Todo cambia, en un contexto donde la unión y la solidaridad entre hermandades prácticamente ha desaparecido, las relaciones entre hermandades se limitan a los meros formalismos y saludas, que acaban en el mismo instante en que la independencia de la cofradía se nota ofendida por otro ente de su misma ralea. Miserias de hombres que se han colado en los puestos de decisión de las juntas directivas, y que han confundido la función de servicio a la que deben entregarse con el servilismo ciego hacia su persona y porque la voz del futuro le recuerde en sus canciones.

¿Tanto ha cambiado nuestra Semana Santa? ¿Tantas variaciones se han sucedido sin darnos cuenta de la importancia que había en su suma? Supongo que me pasará como a muchos de los que os habéis atrevido a leerme: me cuesta reconocerme en esta actualidad, no encuentro al niño que conoció y amó cada instante de cualquier otra semana santa de cualquier otro pasado, no hallo al cristiano que reverberaba oración, devoción y compromiso en sus actos. Quizá sea que me he mimetizado con esta semana santa anodina y mal vestida; de días grises y gélidas noches. Quizá sea que haya sido también partícipe de este cambio y me haya costado reconocerlo.


Aún hay tiempo para dar un pasito p´atrás, recuperar la buena prosa en las calles y hacer temblar al hombre con la poesía de Dios.

(Publicado en la revista "El Sudario" 2017)

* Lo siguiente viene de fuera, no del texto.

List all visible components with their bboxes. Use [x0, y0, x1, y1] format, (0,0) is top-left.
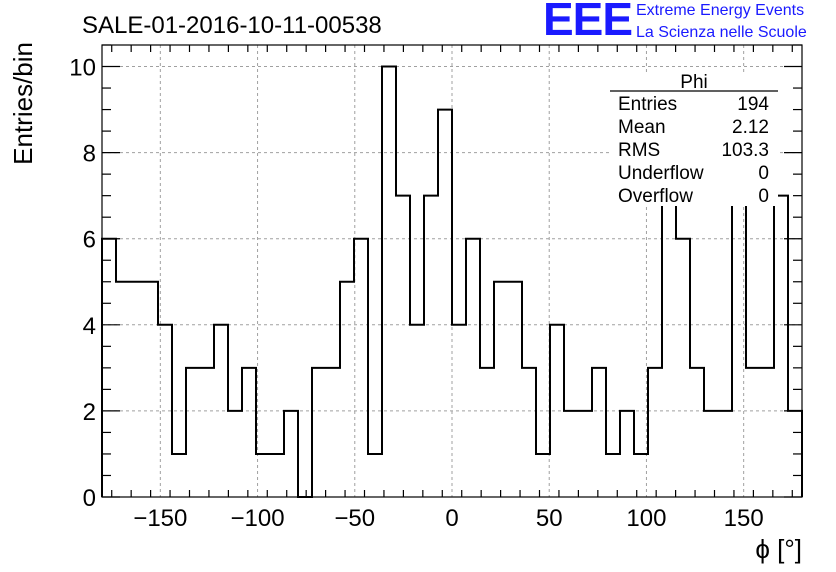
histogram-bin: [396, 196, 410, 497]
histogram-bin: [634, 454, 648, 497]
histogram-bin: [116, 282, 130, 497]
eee-logo: EEE: [543, 0, 633, 45]
x-tick-label: −100: [231, 505, 285, 532]
stats-row-label: RMS: [618, 140, 660, 161]
histogram-bin: [536, 454, 550, 497]
histogram-bin: [648, 368, 662, 497]
stats-row-value: 0: [758, 186, 769, 207]
histogram-bin: [438, 110, 452, 497]
histogram-bin: [718, 411, 732, 497]
histogram-bin: [242, 368, 256, 497]
histogram-outline: [101, 65, 803, 498]
histogram-bin: [676, 239, 690, 497]
histogram-bin: [130, 282, 144, 497]
stats-row-label: Overflow: [618, 186, 693, 207]
logo-line-2: La Scienza nelle Scuole: [636, 24, 807, 41]
histogram-bin: [550, 325, 564, 497]
histogram-bin: [480, 368, 494, 497]
x-tick-label: 50: [536, 505, 563, 532]
stats-box-title: Phi: [680, 72, 707, 93]
histogram-bin: [522, 368, 536, 497]
stats-rows: Entries 194 Mean 2.12 RMS 103.3 Underflow 0 Over…: [618, 94, 769, 207]
x-tick-label: −50: [334, 505, 375, 532]
histogram-bin: [326, 368, 340, 497]
x-tick-label: 0: [445, 505, 458, 532]
histogram-bin: [508, 282, 522, 497]
histogram-bin: [746, 368, 760, 497]
stats-row-label: Underflow: [618, 163, 704, 184]
x-axis-label: ϕ [°]: [755, 534, 802, 564]
histogram-bin: [186, 368, 200, 497]
y-tick-label: 6: [83, 227, 96, 254]
histogram-bin: [214, 325, 228, 497]
histogram-bin: [494, 282, 508, 497]
histogram-bin: [256, 454, 270, 497]
histogram-bin: [410, 325, 424, 497]
logo-line-1: Extreme Energy Events: [636, 2, 805, 19]
histogram-bin: [312, 368, 326, 497]
stats-row-value: 194: [737, 94, 769, 115]
stats-row-value: 2.12: [732, 117, 769, 138]
plot-frame: [101, 44, 803, 498]
histogram-bin: [578, 411, 592, 497]
histogram-bin: [732, 196, 746, 497]
histogram-bin: [382, 67, 396, 497]
stats-row-value: 0: [758, 163, 769, 184]
histogram-bin: [620, 411, 634, 497]
histogram-bin: [704, 411, 718, 497]
histogram-bin: [270, 454, 284, 497]
histogram-bin: [662, 196, 676, 497]
histogram-bin: [592, 368, 606, 497]
chart-title: SALE-01-2016-10-11-00538: [82, 12, 382, 39]
x-tick-label: 150: [724, 505, 764, 532]
x-tick-label: 100: [626, 505, 666, 532]
histogram-bin: [690, 368, 704, 497]
y-axis-label: Entries/bin: [8, 42, 38, 165]
y-tick-label: 0: [83, 485, 96, 512]
histogram-bin: [564, 411, 578, 497]
tick-layer: −150 −100 −50 0 50 100 150 0 2 4 6 8 10: [69, 44, 802, 532]
histogram-bin: [774, 196, 788, 497]
y-tick-label: 2: [83, 399, 96, 426]
stats-box: Phi Entries 194 Mean 2.12 RMS 103.3 Underflow 0…: [610, 72, 778, 207]
histogram-bin: [424, 196, 438, 497]
histogram-bin: [284, 411, 298, 497]
histogram-bin: [200, 368, 214, 497]
y-tick-label: 8: [83, 141, 96, 168]
histogram-bin: [144, 282, 158, 497]
histogram-bin: [354, 239, 368, 497]
stats-row-label: Entries: [618, 94, 677, 115]
stats-row-label: Mean: [618, 117, 666, 138]
histogram-bin: [606, 454, 620, 497]
histogram-bin: [228, 411, 242, 497]
histogram-layer: [101, 65, 803, 498]
y-tick-label: 4: [83, 313, 96, 340]
histogram-bin: [172, 454, 186, 497]
histogram-bin: [760, 368, 774, 497]
stats-row-value: 103.3: [721, 140, 769, 161]
histogram-bin: [368, 454, 382, 497]
histogram-bin: [452, 325, 466, 497]
histogram-bin: [340, 282, 354, 497]
y-tick-label: 10: [69, 55, 96, 82]
histogram-bin: [466, 239, 480, 497]
histogram-bin: [158, 325, 172, 497]
x-tick-label: −150: [133, 505, 187, 532]
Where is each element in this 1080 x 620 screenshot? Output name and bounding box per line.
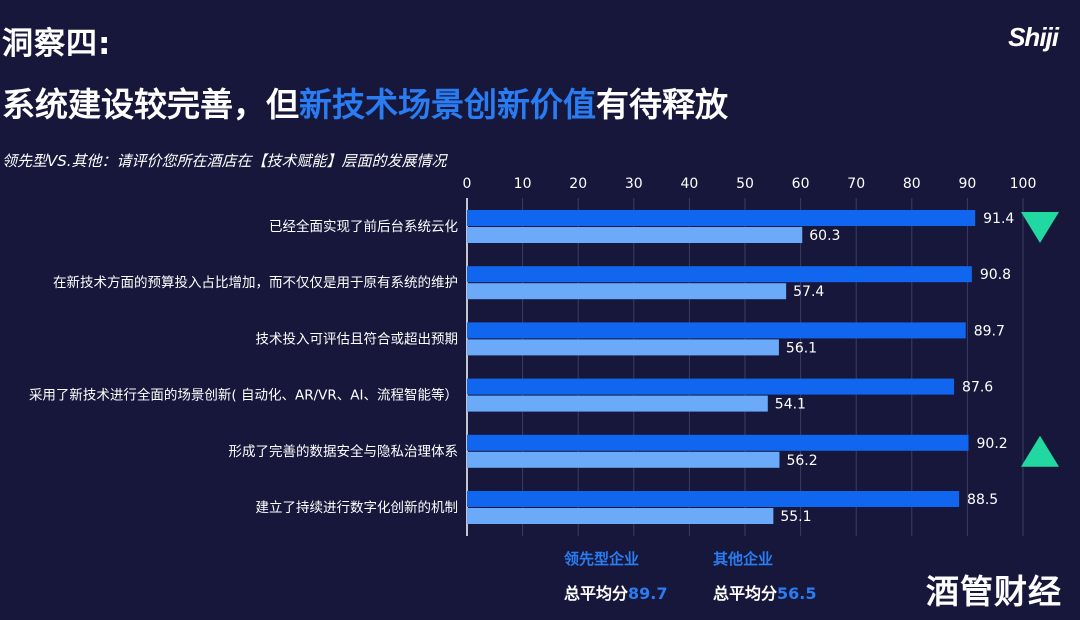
leader-bar bbox=[467, 378, 955, 395]
category-label: 采用了新技术进行全面的场景创新( 自动化、AR/VR、AI、流程智能等） bbox=[29, 387, 458, 404]
x-tick-label: 70 bbox=[847, 176, 865, 192]
other-value-label: 56.1 bbox=[786, 340, 817, 356]
other-bar bbox=[467, 451, 780, 468]
category-label: 已经全面实现了前后台系统云化 bbox=[269, 218, 458, 235]
other-average-label: 总平均分 bbox=[713, 584, 778, 603]
triangle-up-icon bbox=[1021, 435, 1059, 467]
x-tick-label: 100 bbox=[1010, 176, 1037, 192]
leader-value-label: 88.5 bbox=[967, 492, 998, 508]
headline-part-1: 系统建设较完善，但 bbox=[2, 85, 299, 124]
x-tick-label: 90 bbox=[958, 176, 976, 192]
x-tick-label: 50 bbox=[736, 176, 754, 192]
leader-bar bbox=[467, 266, 972, 283]
other-bar bbox=[467, 227, 803, 243]
other-bar bbox=[467, 508, 774, 524]
leader-value-label: 90.8 bbox=[980, 267, 1011, 283]
other-bar bbox=[467, 283, 787, 300]
legend-other: 其他企业 bbox=[713, 550, 774, 568]
watermark-text: 酒管财经 bbox=[926, 572, 1062, 611]
leader-value-label: 89.7 bbox=[974, 323, 1005, 339]
other-average-value: 56.5 bbox=[777, 584, 817, 603]
chart-subtitle: 领先型VS.其他：请评价您所在酒店在【技术赋能】层面的发展情况 bbox=[2, 152, 447, 170]
leader-bar bbox=[467, 322, 966, 339]
section-title: 洞察四: bbox=[2, 26, 112, 62]
other-value-label: 54.1 bbox=[775, 397, 806, 413]
legend-leader: 领先型企业 bbox=[564, 550, 640, 568]
leader-average-label: 总平均分 bbox=[564, 584, 629, 603]
category-label: 在新技术方面的预算投入占比增加，而不仅仅是用于原有系统的维护 bbox=[53, 275, 458, 291]
x-tick-label: 10 bbox=[514, 176, 532, 192]
other-value-label: 57.4 bbox=[793, 284, 824, 300]
category-label: 建立了持续进行数字化创新的机制 bbox=[256, 500, 459, 516]
leader-value-label: 90.2 bbox=[977, 436, 1008, 452]
leader-bar bbox=[467, 434, 969, 451]
other-average: 总平均分56.5 bbox=[713, 580, 817, 604]
other-bar bbox=[467, 395, 768, 412]
triangle-down-icon bbox=[1021, 212, 1059, 243]
other-value-label: 60.3 bbox=[809, 228, 840, 244]
category-label: 形成了完善的数据安全与隐私治理体系 bbox=[229, 443, 459, 460]
headline: 系统建设较完善，但新技术场景创新价值有待释放 bbox=[2, 78, 728, 126]
other-bar bbox=[467, 339, 779, 356]
shiji-logo: Shiji bbox=[1008, 22, 1059, 52]
x-tick-label: 0 bbox=[463, 176, 472, 192]
other-value-label: 56.2 bbox=[786, 453, 817, 469]
headline-part-2: 有待释放 bbox=[596, 85, 728, 124]
leader-value-label: 91.4 bbox=[983, 211, 1014, 227]
x-tick-label: 40 bbox=[680, 176, 698, 192]
x-tick-label: 30 bbox=[625, 176, 643, 192]
headline-highlight: 新技术场景创新价值 bbox=[299, 85, 596, 124]
x-tick-label: 80 bbox=[903, 176, 921, 192]
leader-average: 总平均分89.7 bbox=[564, 580, 668, 604]
category-label: 技术投入可评估且符合或超出预期 bbox=[256, 331, 459, 347]
leader-average-value: 89.7 bbox=[628, 584, 668, 603]
leader-value-label: 87.6 bbox=[962, 380, 993, 396]
x-tick-label: 60 bbox=[792, 176, 810, 192]
leader-bar bbox=[467, 210, 976, 226]
x-tick-label: 20 bbox=[569, 176, 587, 192]
leader-bar bbox=[467, 491, 960, 507]
other-value-label: 55.1 bbox=[780, 509, 811, 525]
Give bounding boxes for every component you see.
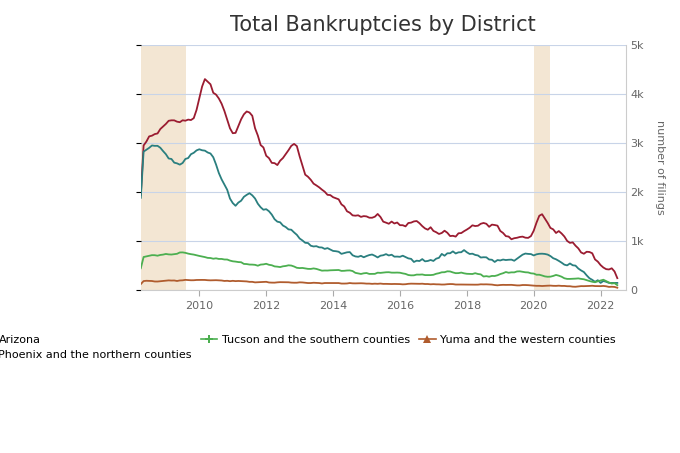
Bar [141, 45, 186, 290]
Title: Total Bankruptcies by District: Total Bankruptcies by District [231, 15, 536, 35]
Y-axis label: number of filings: number of filings [655, 120, 665, 215]
Bar [534, 45, 550, 290]
Legend: Arizona, Phoenix and the northern counties, Tucson and the southern counties, Yu: Arizona, Phoenix and the northern counti… [0, 330, 620, 365]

jueves, 6 de abril de 2017

Se nos olvida...


Ni entre los rincones del papel, ni en el blanco virgen de nuestras calles, callejuelas y callejones. ¿Dónde se ha escondido la plácida prosa, la etérea poesía y el teatro sublime? Otro misterio que nos han alumbrado las últimas décadas de Parasceve, ha sido la huida hacia la nada de los sentimientos y evocaciones espirituales que, tiempo atrás, nos labraba en el alma la llegada de la Semana Santa. Úbeda ha sido incapaz de volver a pintar sobre sus balcones con la acuarela de los hermanos Vico, en otras tardes de soledad y llanto; se ha tragado la zozobra que impregnaba el corazón del ubetense en el impasse atemporal que navegaba entre la cruz de la expiración y los brazos inmensos de una madre; se ha quedado sin el silencio donde el eco de los versos de Juan de Yepes nos herían y nos conminaban a cantar nuestras oraciones. Yacemos incautos sobre las aceras de nuestras calles, ajenos a las volutas barrocas que el humo juega a crear en el aire, al mimo con el que el turiferario recoge el incienso de la naveta, al clamar de los vencejos en las plazoletas de espera. No se siente el racheo de un pie desnudo vestido de promesa y oración, ni el frío, ni el calor, ni el dolor, ni el amor; ni entregamos el alma a desentrañar la mirada, siempre perdida, que nos transita mientras observa a través del capuz. No nos sobrecoge la exaltación aquella de 2008, la de Manolo Madrid, porque ni sabemos que existen las palabras bellas, ni las palabras amargas; ni las leemos, ni las escribimos, ni las encargamos. Ya no lloran las “marías”, ni empujan el guión la penitronchas; y a las flores les arrancamos los pétalos como a un niño se le quita la infancia. Ya no se hace “semana santa”: en los órganos directivos se juega a las cofradías, en la radio no se evocan imágenes, en la televisión se nos escapan olores, y en el papel, en el papel, lo más importante, se nos olvidó entregarnos, en cuerpo y alma, a la necesaria obligación del cofrade, que no es otra que la de cantar a su Semana Santa, de pregonarla; en verso, en prosa, en ritmo, en pausa; llorarla, cantarla y añorarla antes de que se nos haya escapado. Y pregonarla, pregonarla; per secula seculorum. Que nos llama la muerte y somos capaces de ahogarnos con los versos que nos cargan. Que nos llena la vida y guardamos los versos que la muerte malgasta. Que es muy fácil decir te quiero, que es muy fácil, mi alma.


A todo esto, felices vísperas. Pregonera, te alcanza.